Senin, 22 September lalu menjadi hari yang begitu spesial bagi saya. Di tengah rutinitas yang padat, hadir sebuah kejutan manis: Piagam Penghargaan dari Palang Merah Indonesia (PMI). Penghargaan itu merupakan bentuk ucapan terima kasih atas konsistensi saya sebagai donor darah sukarela.
Piagam itu kini ada di hadapan saya. Tertulis jelas nama saya, Disisi Saidi Fatah, dengan catatan “10 (Sepuluh) Kali” menyumbangkan darah untuk kemanusiaan.
Selain itu, ada goodie bag putih dari PMI dan sebuah tumbler merah dengan desain keren, serta sebuah pin. Semua ini menjadi cinderamata, pengingat fisik atas perjalanan yang sudah saya tempuh.
Lucunya, penghargaan itu datang agak “telat”. Donor terakhir yang saya lakukan - sekitar sebulan sebelum menerima piagam - sudah yang ke-19 kalinya! Namun rasa bangga dan syukur tetap saja membuncah. Lebih istimewa lagi karena momen ini hadir pada bulan September, bulan kelahiran saya (27 September).
Rasanya seperti hadiah ulang tahun yang hangat, sekaligus pengingat bahwa waktu hidup terus berkurang, sehingga setiap detik harus digunakan untuk hal yang bermanfaat.
Perkenalan dengan Jarum Gede dan Ketakutan yang Terkalahkan
Saya mengenal kegiatan donor darah bukan dari sekolah atau ajakan iseng, melainkan dari kawan-kawan Komunitas Peduli Kemanusiaan. Tepatnya, para sahabat aktivis di bawah naungan Nahdlatul Ulama, terutama gerakan Pemuda Ansor. Sekitar tahun 2015, saya pertama kali diajak ikut serta oleh sahabat sekaligus Papa, Almarhum Gatot Arifianto.
Saat itu, jujur, ada dua rasa yang saling bertarung: penasaran dan takut. Penasaran karena banyak yang bilang setelah donor tubuh terasa segar, hati pun lebih bahagia karena bisa membantu orang lain. Namun ketakutan juga bukan main. Siapa yang tidak gentar melihat jarum besar untuk mengambil darah?
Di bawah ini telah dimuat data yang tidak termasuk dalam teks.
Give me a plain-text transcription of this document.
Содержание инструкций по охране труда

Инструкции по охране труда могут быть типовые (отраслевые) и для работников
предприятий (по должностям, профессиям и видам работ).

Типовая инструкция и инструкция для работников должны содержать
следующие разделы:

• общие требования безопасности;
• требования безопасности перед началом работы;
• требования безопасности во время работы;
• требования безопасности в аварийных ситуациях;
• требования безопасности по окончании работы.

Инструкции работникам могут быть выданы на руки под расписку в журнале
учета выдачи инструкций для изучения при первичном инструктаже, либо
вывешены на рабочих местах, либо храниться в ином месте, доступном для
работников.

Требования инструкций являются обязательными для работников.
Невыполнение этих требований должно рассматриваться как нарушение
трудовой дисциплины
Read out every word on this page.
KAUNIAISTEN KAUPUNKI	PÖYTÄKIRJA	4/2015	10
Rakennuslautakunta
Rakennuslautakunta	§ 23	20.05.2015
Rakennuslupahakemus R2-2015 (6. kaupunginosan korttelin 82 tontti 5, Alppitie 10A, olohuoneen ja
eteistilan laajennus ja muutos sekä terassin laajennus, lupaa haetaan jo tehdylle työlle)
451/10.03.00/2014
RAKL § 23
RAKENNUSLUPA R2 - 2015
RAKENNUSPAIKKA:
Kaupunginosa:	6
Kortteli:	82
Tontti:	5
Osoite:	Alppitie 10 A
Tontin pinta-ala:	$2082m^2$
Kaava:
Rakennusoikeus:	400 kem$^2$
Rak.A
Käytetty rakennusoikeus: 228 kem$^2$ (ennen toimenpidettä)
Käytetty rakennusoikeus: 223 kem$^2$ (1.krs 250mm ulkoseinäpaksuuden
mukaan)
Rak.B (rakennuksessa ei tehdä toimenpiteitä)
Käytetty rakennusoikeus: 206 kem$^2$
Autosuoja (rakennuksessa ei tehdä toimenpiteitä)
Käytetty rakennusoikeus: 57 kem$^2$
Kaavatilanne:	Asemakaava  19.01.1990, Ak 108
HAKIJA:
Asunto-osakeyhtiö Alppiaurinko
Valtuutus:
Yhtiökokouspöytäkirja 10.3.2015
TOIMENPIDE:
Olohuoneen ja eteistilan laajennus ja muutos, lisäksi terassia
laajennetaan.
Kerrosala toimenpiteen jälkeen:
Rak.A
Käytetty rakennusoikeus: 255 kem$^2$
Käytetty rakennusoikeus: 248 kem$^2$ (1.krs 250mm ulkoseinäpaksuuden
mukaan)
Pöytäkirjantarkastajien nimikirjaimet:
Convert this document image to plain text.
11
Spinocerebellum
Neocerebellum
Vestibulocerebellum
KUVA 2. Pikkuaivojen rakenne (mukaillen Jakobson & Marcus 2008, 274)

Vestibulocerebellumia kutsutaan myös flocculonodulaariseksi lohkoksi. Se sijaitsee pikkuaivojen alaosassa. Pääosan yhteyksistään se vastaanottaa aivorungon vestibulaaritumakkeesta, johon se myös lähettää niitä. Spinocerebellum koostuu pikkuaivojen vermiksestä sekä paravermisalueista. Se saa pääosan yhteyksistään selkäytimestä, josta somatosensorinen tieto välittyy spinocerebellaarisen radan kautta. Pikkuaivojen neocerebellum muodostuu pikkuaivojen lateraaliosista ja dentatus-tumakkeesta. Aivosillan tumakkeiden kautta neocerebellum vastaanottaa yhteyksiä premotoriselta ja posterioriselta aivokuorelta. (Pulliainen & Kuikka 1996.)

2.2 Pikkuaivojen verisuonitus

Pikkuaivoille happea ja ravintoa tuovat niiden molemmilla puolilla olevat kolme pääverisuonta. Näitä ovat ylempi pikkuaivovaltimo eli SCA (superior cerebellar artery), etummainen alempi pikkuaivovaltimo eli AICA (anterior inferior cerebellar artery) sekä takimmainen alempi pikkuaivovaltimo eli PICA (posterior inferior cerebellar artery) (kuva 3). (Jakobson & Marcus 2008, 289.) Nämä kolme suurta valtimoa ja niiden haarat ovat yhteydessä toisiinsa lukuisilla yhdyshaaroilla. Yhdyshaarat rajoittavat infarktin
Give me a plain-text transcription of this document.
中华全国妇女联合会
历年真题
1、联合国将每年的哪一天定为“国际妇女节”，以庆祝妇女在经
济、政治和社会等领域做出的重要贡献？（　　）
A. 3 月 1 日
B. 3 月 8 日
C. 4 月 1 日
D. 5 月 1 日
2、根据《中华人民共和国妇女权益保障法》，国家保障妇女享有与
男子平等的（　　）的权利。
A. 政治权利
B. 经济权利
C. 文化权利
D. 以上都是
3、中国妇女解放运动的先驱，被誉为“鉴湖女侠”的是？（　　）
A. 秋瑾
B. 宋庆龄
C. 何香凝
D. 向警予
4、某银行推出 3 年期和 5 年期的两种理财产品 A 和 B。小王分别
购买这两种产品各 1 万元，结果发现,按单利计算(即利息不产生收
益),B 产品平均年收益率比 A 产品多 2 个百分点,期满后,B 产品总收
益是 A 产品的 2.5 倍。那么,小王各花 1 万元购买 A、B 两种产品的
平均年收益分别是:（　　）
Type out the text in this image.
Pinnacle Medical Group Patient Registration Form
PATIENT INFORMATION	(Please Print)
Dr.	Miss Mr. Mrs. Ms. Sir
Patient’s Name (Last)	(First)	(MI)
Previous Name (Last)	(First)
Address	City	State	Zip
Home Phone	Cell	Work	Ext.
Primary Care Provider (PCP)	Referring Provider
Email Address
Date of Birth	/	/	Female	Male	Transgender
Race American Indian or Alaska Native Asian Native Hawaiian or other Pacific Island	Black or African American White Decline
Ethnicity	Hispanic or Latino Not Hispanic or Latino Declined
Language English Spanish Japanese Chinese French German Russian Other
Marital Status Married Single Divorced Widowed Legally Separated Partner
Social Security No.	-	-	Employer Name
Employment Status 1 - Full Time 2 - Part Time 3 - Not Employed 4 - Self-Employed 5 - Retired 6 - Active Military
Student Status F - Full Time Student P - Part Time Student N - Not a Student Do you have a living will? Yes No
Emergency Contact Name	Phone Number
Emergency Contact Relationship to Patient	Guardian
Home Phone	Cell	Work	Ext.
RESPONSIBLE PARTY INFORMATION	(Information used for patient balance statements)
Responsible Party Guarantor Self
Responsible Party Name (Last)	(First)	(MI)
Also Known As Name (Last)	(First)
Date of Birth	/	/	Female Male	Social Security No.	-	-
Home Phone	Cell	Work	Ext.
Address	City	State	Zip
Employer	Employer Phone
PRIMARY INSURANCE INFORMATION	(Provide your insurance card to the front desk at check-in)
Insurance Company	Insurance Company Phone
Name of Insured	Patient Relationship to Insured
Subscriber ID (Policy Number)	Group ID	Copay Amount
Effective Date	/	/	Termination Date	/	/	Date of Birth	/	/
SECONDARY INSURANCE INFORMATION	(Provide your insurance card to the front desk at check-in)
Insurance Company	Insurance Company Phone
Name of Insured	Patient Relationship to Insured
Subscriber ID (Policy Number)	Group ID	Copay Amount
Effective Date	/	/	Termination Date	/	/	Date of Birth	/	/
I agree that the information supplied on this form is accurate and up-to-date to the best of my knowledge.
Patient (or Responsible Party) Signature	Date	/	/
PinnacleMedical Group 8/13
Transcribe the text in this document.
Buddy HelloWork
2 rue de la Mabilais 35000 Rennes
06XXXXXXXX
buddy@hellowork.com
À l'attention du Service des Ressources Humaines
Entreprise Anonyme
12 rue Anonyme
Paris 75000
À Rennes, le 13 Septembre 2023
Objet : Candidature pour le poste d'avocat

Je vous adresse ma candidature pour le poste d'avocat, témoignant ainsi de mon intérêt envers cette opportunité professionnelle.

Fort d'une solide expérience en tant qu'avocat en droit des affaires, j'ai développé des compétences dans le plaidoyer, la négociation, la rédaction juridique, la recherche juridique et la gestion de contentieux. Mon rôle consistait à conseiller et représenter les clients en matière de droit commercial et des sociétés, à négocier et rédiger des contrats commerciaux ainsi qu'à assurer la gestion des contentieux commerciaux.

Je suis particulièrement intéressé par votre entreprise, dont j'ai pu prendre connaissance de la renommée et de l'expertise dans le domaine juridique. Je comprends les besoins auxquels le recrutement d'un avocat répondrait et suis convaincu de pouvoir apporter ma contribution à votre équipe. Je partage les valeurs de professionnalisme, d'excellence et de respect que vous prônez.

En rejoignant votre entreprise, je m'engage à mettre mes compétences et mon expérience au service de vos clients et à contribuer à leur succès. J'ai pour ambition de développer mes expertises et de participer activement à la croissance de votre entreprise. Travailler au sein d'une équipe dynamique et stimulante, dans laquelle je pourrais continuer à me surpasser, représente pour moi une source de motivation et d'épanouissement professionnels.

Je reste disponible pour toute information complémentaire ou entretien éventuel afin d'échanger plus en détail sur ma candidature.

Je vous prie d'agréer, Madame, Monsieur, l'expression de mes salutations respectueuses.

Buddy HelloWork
Rasanya seperti ditusuk jarum raksasa.
Kekhawatiran lain muncul dari kondisi fisik saya. Badan kurus dengan berat badan yang tidak stabil (48–50 kg) sering membuat saya bertanya-tanya: Kalau nanti darahnya kurang bagaimana? Kalau nanti saya pingsan bagaimana? Badan saya kan kurus!
Namun rasa ingin tahu akhirnya lebih kuat dari rasa takut. Saya ingin membuktikan sendiri bagaimana rasanya usai donor, sekaligus merasakan manfaat nyata bisa menolong orang lain.